Amazon ECS cluster auto scaling - Amazon Elastic Container Service

Amazon ECS cluster auto scaling

Amazon ECS cluster auto scaling enables you to have more control over how you scale the Amazon EC2 instances within a cluster. When creating an Auto Scaling group capacity provider with managed scaling enabled, Amazon ECS manages the scale-in and scale-out actions of the Auto Scaling group used when creating the capacity provider. On your behalf, Amazon ECS creates an AWS Auto Scaling scaling plan with a target tracking scaling policy based on the target capacity value you specify. Amazon ECS then associates this scaling plan with your Auto Scaling group.

For each of the Auto Scaling group capacity providers with managed scaling enabled, an Amazon ECS managed CloudWatch metric with the prefix AWS/ECS/ManagedScaling is created along with two CloudWatch alarms. The CloudWatch metrics and alarms are used to monitor the Amazon EC2 instance capacity in your Auto Scaling groups and will trigger the Auto Scaling group to scale in and scale out as needed.

Each cluster has one or more Auto Scaling group capacity providers and an optional default capacity provider strategy. The capacity providers determine the infrastructure to use for the tasks, and the capacity provider strategy determines how the tasks are spread across the capacity providers. When you run a task or create a service, you may either use the cluster's default capacity provider strategy or specify a capacity provider strategy that overrides the cluster's default strategy. For more information about capacity providers, see Amazon ECS capacity providers.

Cluster auto scaling considerations

The following should be considered when using cluster auto scaling:

  • Amazon ECS uses the AWSServiceRoleForECS service-linked IAM role for the permissions it requires to call AWS Auto Scaling, on your behalf. For more information on using and creating Amazon ECS service-linked IAM roles, see Service-linked role for Amazon ECS.

  • Cluster auto scaling is not available in the Asia Pacific (Osaka) Region.

  • When using capacity providers with Auto Scaling groups, the IAM user creating the capacity providers, needs the autoscaling:CreateOrUpdateTags permission. This is because Amazon ECS adds a tag to the Auto Scaling group when it associates it with the capacity provider.

    Important

    Ensure any tooling you use does not remove the AmazonECSManaged tag from the Auto Scaling group. If this tag is removed, Amazon ECS is not able to manage it when scaling your cluster.

  • Managed scaling works best if your Auto Scaling group uses the same or similar instance types. For more information, see Managed scale-out behavior.

  • When using an Auto Scaling group with On-Demand instances and multiple instance types, place the larger instance types higher in the priority list and don't specify a weight. Specifying a weight is not supported at this time. For more information, see Auto Scaling groups with multiple instance types in the AWS Auto Scaling User Guide.

  • When creating a service, specifying a task placement strategy that spreads across Availability Zones or a binpack strategy based on CPU or memory works best. Don't use an instance spread strategy as scaling works slower with that strategy type.

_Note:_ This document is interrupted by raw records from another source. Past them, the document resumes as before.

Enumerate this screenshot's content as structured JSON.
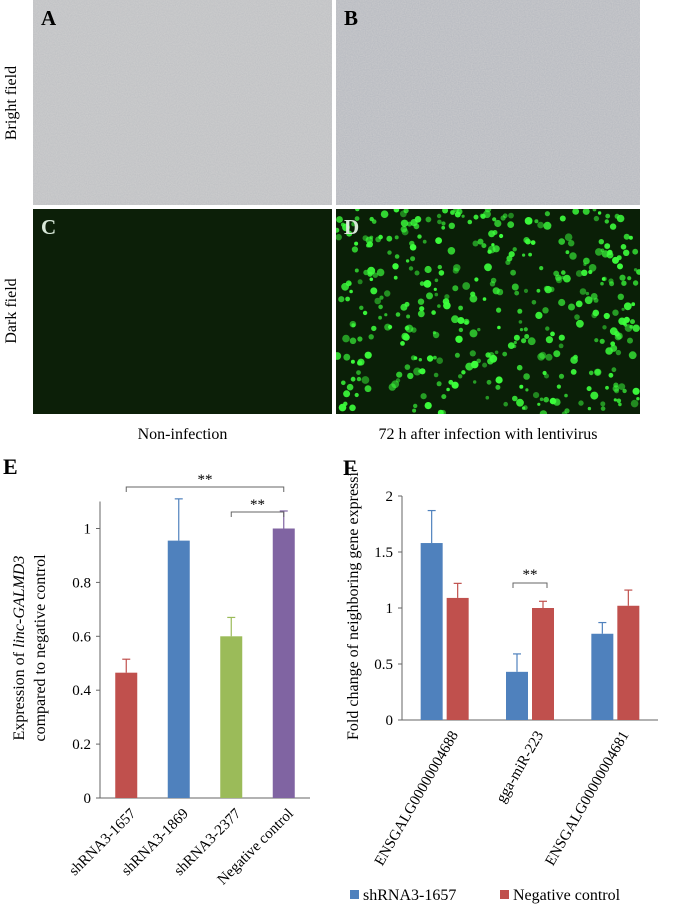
{
  "panels": {
    "A": "A",
    "B": "B",
    "C": "C",
    "D": "D",
    "row_labels": [
      "Bright field",
      "Dark field"
    ],
    "col_labels": [
      "Non-infection",
      "72 h after infection with lentivirus"
    ],
    "colors": {
      "bright": "#c9c9c9",
      "dark_bg": "#0a1f07",
      "dots": "#3cff3c"
    }
  },
  "chart_data": [
    {
      "type": "bar",
      "panel_letter": "E",
      "ylabel_parts": [
        "Expression of ",
        "linc-GALMD3",
        "compared to negative control"
      ],
      "categories": [
        "shRNA3-1657",
        "shRNA3-1869",
        "shRNA3-2377",
        "Negative control"
      ],
      "values": [
        0.465,
        0.955,
        0.6,
        1.0
      ],
      "errors": [
        0.05,
        0.155,
        0.07,
        0.065
      ],
      "colors": [
        "#c0504d",
        "#4f81bd",
        "#9bbb59",
        "#8064a2"
      ],
      "ylim": [
        0,
        1.1
      ],
      "yticks": [
        "0",
        "0.2",
        "0.4",
        "0.6",
        "0.8",
        "1"
      ],
      "significance": [
        {
          "from": 0,
          "to": 3,
          "label": "**"
        },
        {
          "from": 2,
          "to": 3,
          "label": "**"
        }
      ]
    },
    {
      "type": "bar",
      "panel_letter": "F",
      "ylabel": "Fold change of neighboring gene expression",
      "categories": [
        "ENSGALG00000004688",
        "gga-miR-223",
        "ENSGALG00000004681"
      ],
      "series": [
        {
          "name": "shRNA3-1657",
          "color": "#4f81bd",
          "values": [
            1.58,
            0.43,
            0.77
          ],
          "errors": [
            0.29,
            0.16,
            0.1
          ]
        },
        {
          "name": "Negative control",
          "color": "#c0504d",
          "values": [
            1.09,
            1.0,
            1.02
          ],
          "errors": [
            0.13,
            0.06,
            0.14
          ]
        }
      ],
      "ylim": [
        0,
        2
      ],
      "yticks": [
        "0",
        "0.5",
        "1",
        "1.5",
        "2"
      ],
      "significance": [
        {
          "group": 1,
          "label": "**"
        }
      ],
      "legend": "bottom"
    }
  ]
}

  • The desired capacity for the Auto Scaling group associated with a capacity provider shouldn't be changed or managed by any scaling policies other than the one Amazon ECS manages.

Managed scale-out behavior

When using Auto Scaling group capacity providers with managed scaling enabled, Amazon ECS estimates the lower bound on the optimal number of instances to add to your cluster and uses this value to determine how many instances to request. The following describes the scale-out behavior in more detail.

  1. Group all of the provisioning tasks so that each group has the same exact resource requirements.

  2. When multiple instance types are used, the instances in the Auto Scaling group are sorted by their attributes, such as vCPU, memory, elastic network interface (ENI), ports, and GPUs and the largest instance types for each attribute are selected.

  3. For each group of tasks, the number of instances required to run the unplaced tasks is calculated. This calculation uses a binpack strategy which accounts for the vCPU, memory, elastic network interfaces (ENI), ports, and GPUs requirements of the tasks and the resource availability of the Amazon EC2 instances. This value will be treated as the maximum calculated instance count.

    Note

    This calculation takes into account any task placement constraints that are defined, but we recommend only using the distinctInstance task placement constraint.

  4. Amazon ECS will then launch either the minimumScalingStepSize, if the maximum calculated instance count is less than the minimum scaling step size, or the lower of either the maximumScalingStepSize or the maximum calculated instance count value.

For a more detailed explanation of how this logic works, see Deep dive on Amazon ECS cluster auto scaling.